Fees. Your responsibility to pay any AAA filing, administrative and arbitrator fees will be solely as set forth in the AAA Rules. However, if your claim for damages does not exceed $75,000, CB will pay all such fees unless the arbitrator finds that either the substance of your claim or the relief sought in your Demand for Arbitration was frivolous or was brought for an improper purpose (as measured by the standards set forth in Federal Rule of Civil Procedure 11(b)).

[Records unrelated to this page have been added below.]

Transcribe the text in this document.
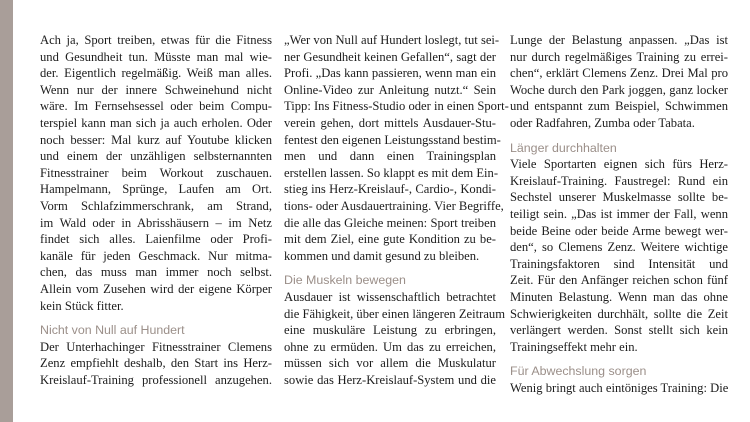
Ach ja, Sport treiben, etwas für die Fitness
und Gesundheit tun. Müsste man mal wie-
der. Eigentlich regelmäßig. Weiß man alles.
Wenn nur der innere Schweinehund nicht
wäre. Im Fernsehsessel oder beim Compu-
terspiel kann man sich ja auch erholen. Oder
noch besser: Mal kurz auf Youtube klicken
und einem der unzähligen selbsternannten
Fitnesstrainer beim Workout zuschauen.
Hampelmann, Sprünge, Laufen am Ort.
Vorm Schlafzimmerschrank, am Strand,
im Wald oder in Abrisshäusern – im Netz
findet sich alles. Laienfilme oder Profi-
kanäle für jeden Geschmack. Nur mitma-
chen, das muss man immer noch selbst.
Allein vom Zusehen wird der eigene Körper
kein Stück fitter.
Nicht von Null auf Hundert
Der Unterhachinger Fitnesstrainer Clemens
Zenz empfiehlt deshalb, den Start ins Herz-
Kreislauf-Training professionell anzugehen.
„Wer von Null auf Hundert loslegt, tut sei-
ner Gesundheit keinen Gefallen“, sagt der
Profi. „Das kann passieren, wenn man ein
Online-Video zur Anleitung nutzt.“ Sein
Tipp: Ins Fitness-Studio oder in einen Sport-
verein gehen, dort mittels Ausdauer-Stu-
fentest den eigenen Leistungsstand bestim-
men und dann einen Trainingsplan
erstellen lassen. So klappt es mit dem Ein-
stieg ins Herz-Kreislauf-, Cardio-, Kondi-
tions- oder Ausdauertraining. Vier Begriffe,
die alle das Gleiche meinen: Sport treiben
mit dem Ziel, eine gute Kondition zu be-
kommen und damit gesund zu bleiben.
Die Muskeln bewegen
Ausdauer ist wissenschaftlich betrachtet
die Fähigkeit, über einen längeren Zeitraum
eine muskuläre Leistung zu erbringen,
ohne zu ermüden. Um das zu erreichen,
müssen sich vor allem die Muskulatur
sowie das Herz-Kreislauf-System und die
Lunge der Belastung anpassen. „Das ist
nur durch regelmäßiges Training zu errei-
chen“, erklärt Clemens Zenz. Drei Mal pro
Woche durch den Park joggen, ganz locker
und entspannt zum Beispiel, Schwimmen
oder Radfahren, Zumba oder Tabata.
Länger durchhalten
Viele Sportarten eignen sich fürs Herz-
Kreislauf-Training. Faustregel: Rund ein
Sechstel unserer Muskelmasse sollte be-
teiligt sein. „Das ist immer der Fall, wenn
beide Beine oder beide Arme bewegt wer-
den“, so Clemens Zenz. Weitere wichtige
Trainingsfaktoren sind Intensität und
Zeit. Für den Anfänger reichen schon fünf
Minuten Belastung. Wenn man das ohne
Schwierigkeiten durchhält, sollte die Zeit
verlängert werden. Sonst stellt sich kein
Trainingseffekt mehr ein.
Für Abwechslung sorgen
Wenig bringt auch eintöniges Training: Die
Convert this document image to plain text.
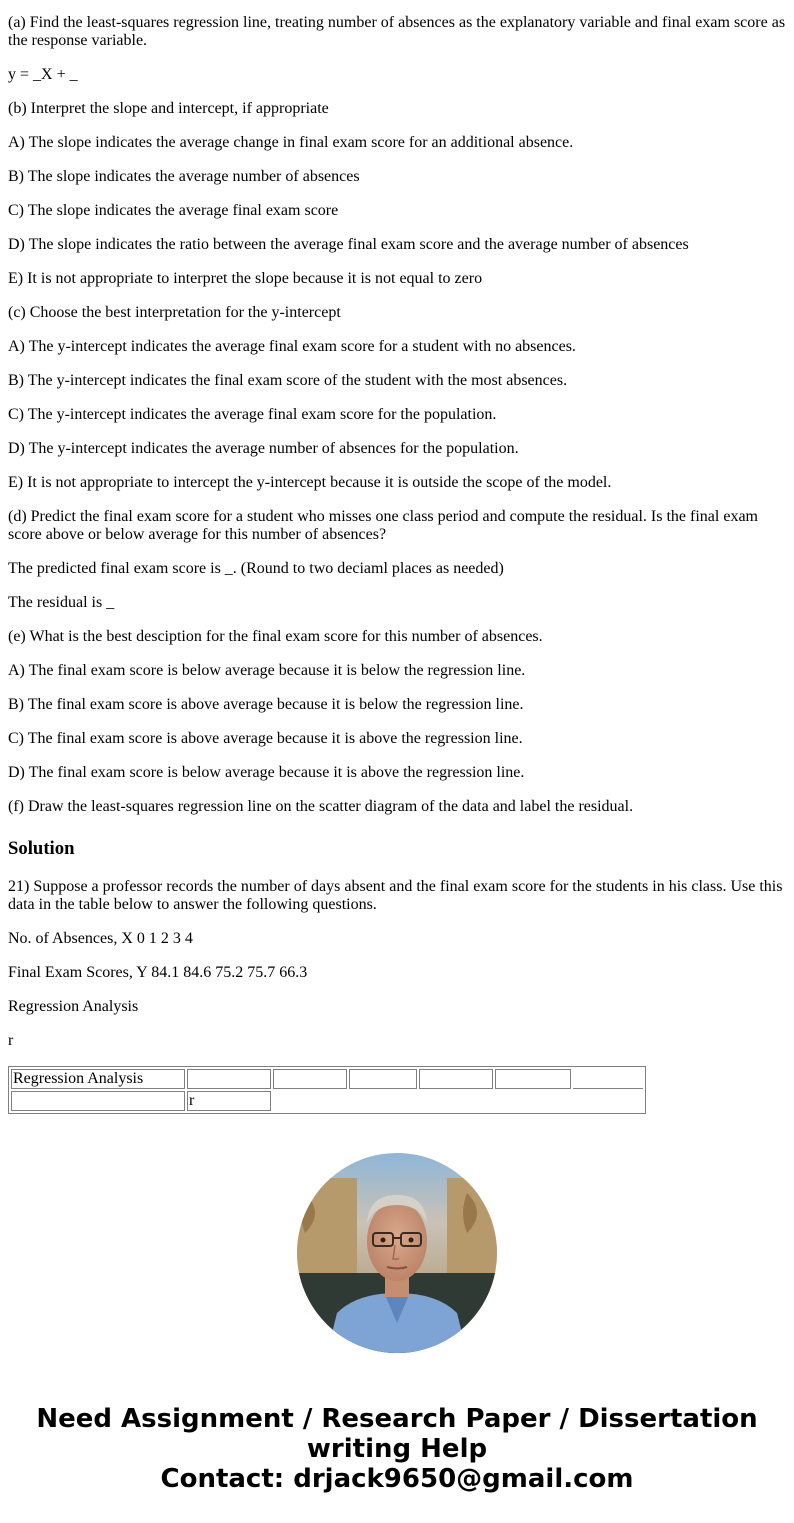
(a) Find the least-squares regression line, treating number of absences as the explanatory variable and final exam score as the response variable.
y = _X + _
(b) Interpret the slope and intercept, if appropriate
A) The slope indicates the average change in final exam score for an additional absence.
B) The slope indicates the average number of absences
C) The slope indicates the average final exam score
D) The slope indicates the ratio between the average final exam score and the average number of absences
E) It is not appropriate to interpret the slope because it is not equal to zero
(c) Choose the best interpretation for the y-intercept
A) The y-intercept indicates the average final exam score for a student with no absences.
B) The y-intercept indicates the final exam score of the student with the most absences.
C) The y-intercept indicates the average final exam score for the population.
D) The y-intercept indicates the average number of absences for the population.
E) It is not appropriate to intercept the y-intercept because it is outside the scope of the model.
(d) Predict the final exam score for a student who misses one class period and compute the residual. Is the final exam score above or below average for this number of absences?
The predicted final exam score is _. (Round to two deciaml places as needed)
The residual is _
(e) What is the best desciption for the final exam score for this number of absences.
A) The final exam score is below average because it is below the regression line.
B) The final exam score is above average because it is below the regression line.
C) The final exam score is above average because it is above the regression line.
D) The final exam score is below average because it is above the regression line.
(f) Draw the least-squares regression line on the scatter diagram of the data and label the residual.
Solution
21) Suppose a professor records the number of days absent and the final exam score for the students in his class. Use this data in the table below to answer the following questions.
No. of Absences, X 0 1 2 3 4
Final Exam Scores, Y 84.1 84.6 75.2 75.7 66.3
Regression Analysis
r
Regression Analysis						
	r					
Need Assignment / Research Paper / Dissertation
writing Help
Contact: drjack9650@gmail.com
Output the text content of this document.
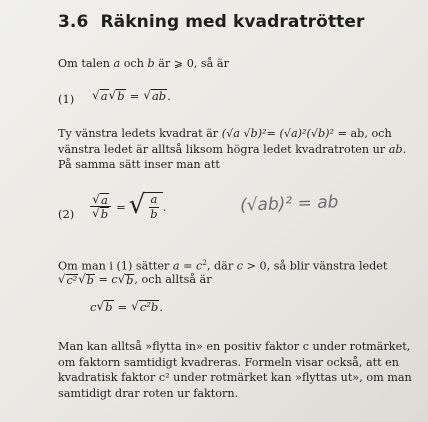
3.6 Räkning med kvadratrötter
Om talen a och b är ⩾ 0, så är
(1) √ a √ b = √ ab .
Ty vänstra ledets kvadrat är (√a √b)²= (√a)²(√b)² = ab, och
vänstra ledet är alltså liksom högra ledet kvadratroten ur ab.
På samma sätt inser man att
$(2) \frac{√ a}{√ b}$ = √ $\frac{a}{b}$ .	(√ab)² = ab
Om man i (1) sätter $a = c^2$, där c > 0, så blir vänstra ledet
√ c² √ b = c √ b , och alltså är
c √ b = √ c²b .
Man kan alltså »flytta in» en positiv faktor c under rotmärket,
om faktorn samtidigt kvadreras. Formeln visar också, att en
kvadratisk faktor c² under rotmärket kan »flyttas ut», om man
samtidigt drar roten ur faktorn.
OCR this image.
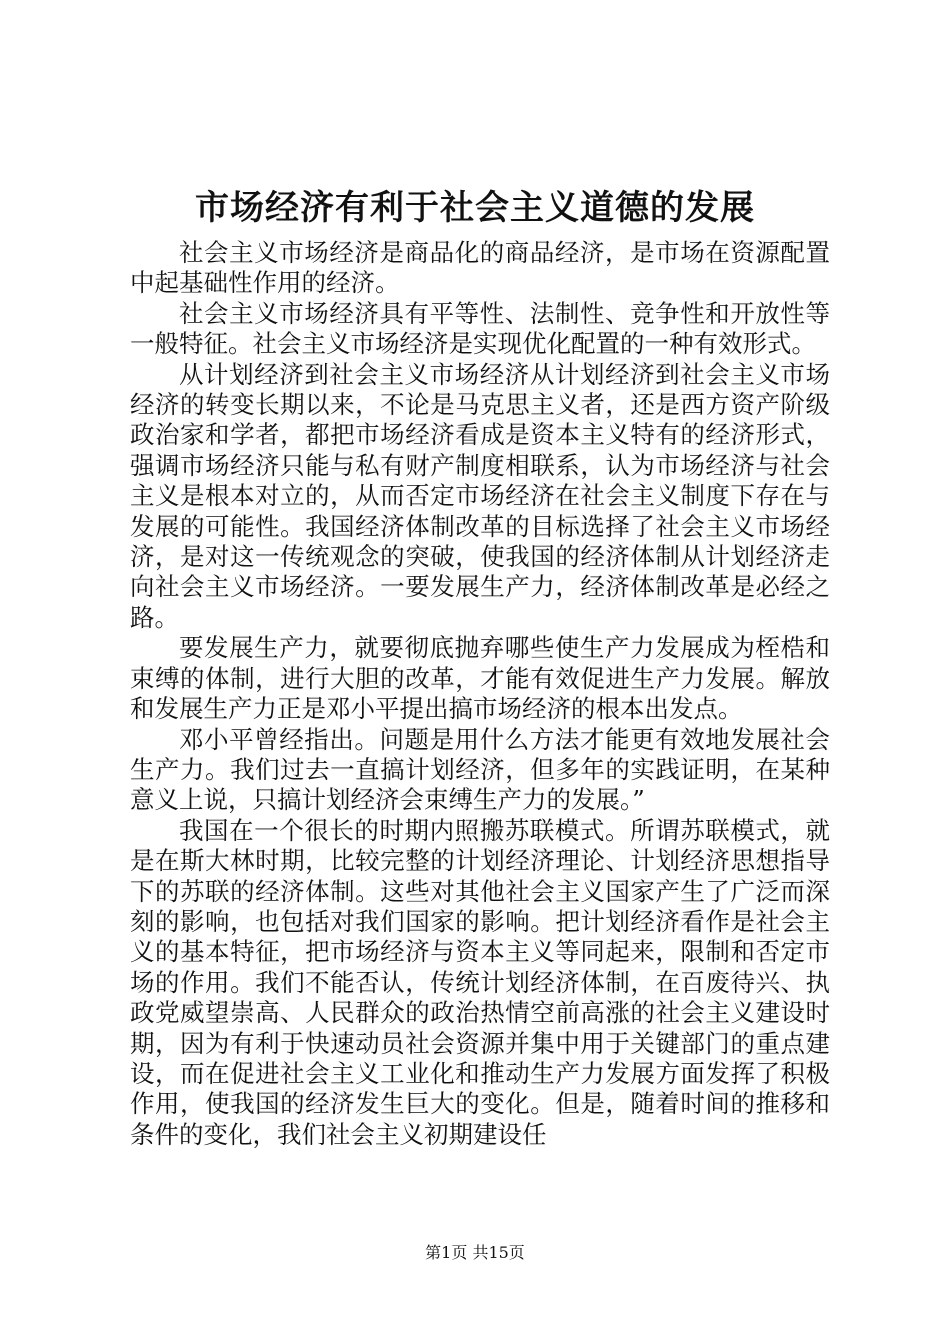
市场经济有利于社会主义道德的发展

社会主义市场经济是商品化的商品经济，是市场在资源配置中起基础性作用的经济。

社会主义市场经济具有平等性、法制性、竞争性和开放性等一般特征。社会主义市场经济是实现优化配置的一种有效形式。

从计划经济到社会主义市场经济从计划经济到社会主义市场经济的转变长期以来，不论是马克思主义者，还是西方资产阶级政治家和学者，都把市场经济看成是资本主义特有的经济形式，强调市场经济只能与私有财产制度相联系，认为市场经济与社会主义是根本对立的，从而否定市场经济在社会主义制度下存在与发展的可能性。我国经济体制改革的目标选择了社会主义市场经济，是对这一传统观念的突破，使我国的经济体制从计划经济走向社会主义市场经济。一要发展生产力，经济体制改革是必经之路。

要发展生产力，就要彻底抛弃哪些使生产力发展成为桎梏和束缚的体制，进行大胆的改革，才能有效促进生产力发展。解放和发展生产力正是邓小平提出搞市场经济的根本出发点。

邓小平曾经指出。问题是用什么方法才能更有效地发展社会生产力。我们过去一直搞计划经济，但多年的实践证明，在某种意义上说，只搞计划经济会束缚生产力的发展。”

我国在一个很长的时期内照搬苏联模式。所谓苏联模式，就是在斯大林时期，比较完整的计划经济理论、计划经济思想指导下的苏联的经济体制。这些对其他社会主义国家产生了广泛而深刻的影响，也包括对我们国家的影响。把计划经济看作是社会主义的基本特征，把市场经济与资本主义等同起来，限制和否定市场的作用。我们不能否认，传统计划经济体制，在百废待兴、执政党威望崇高、人民群众的政治热情空前高涨的社会主义建设时期，因为有利于快速动员社会资源并集中用于关键部门的重点建设，而在促进社会主义工业化和推动生产力发展方面发挥了积极作用，使我国的经济发生巨大的变化。但是，随着时间的推移和条件的变化，我们社会主义初期建设任

第1页 共15页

Changes. Notwithstanding the provisions of the "Modification" section above, if CB changes this "Dispute Resolution" section after the date you first accepted these Terms (or accepted any subsequent changes to these Terms), you may reject any such change by sending us written notice (including by email to within 30 days of the date such change became effective, as indicated in the "Last Updated Date" above or in the date of Cobalt’s email to you notifying you of such change. By rejecting any change, you are agreeing that you will arbitrate any Dispute between you and CB in accordance with the provisions of this "Dispute Resolution" section as of the date you first accepted these Terms (or accepted any subsequent changes to these Terms).

Final Comment

The failure of CB to enforce any right or provision of these Terms will not constitute a waiver of future enforcement of that right or provision. The waiver of any such right or provision will be effective only if in writing and signed by a duly authorized representative of CB. Except as expressly set forth in these Terms, the exercise by either party of any of its remedies under these Terms will be without prejudice to its other remedies under these Terms or otherwise. If for any reason an arbitrator or a court of competent jurisdiction finds any provision of these Terms invalid or unenforceable, that provision will be enforced to the maximum extent permissible and the other provisions of these Terms will remain in full force and effect.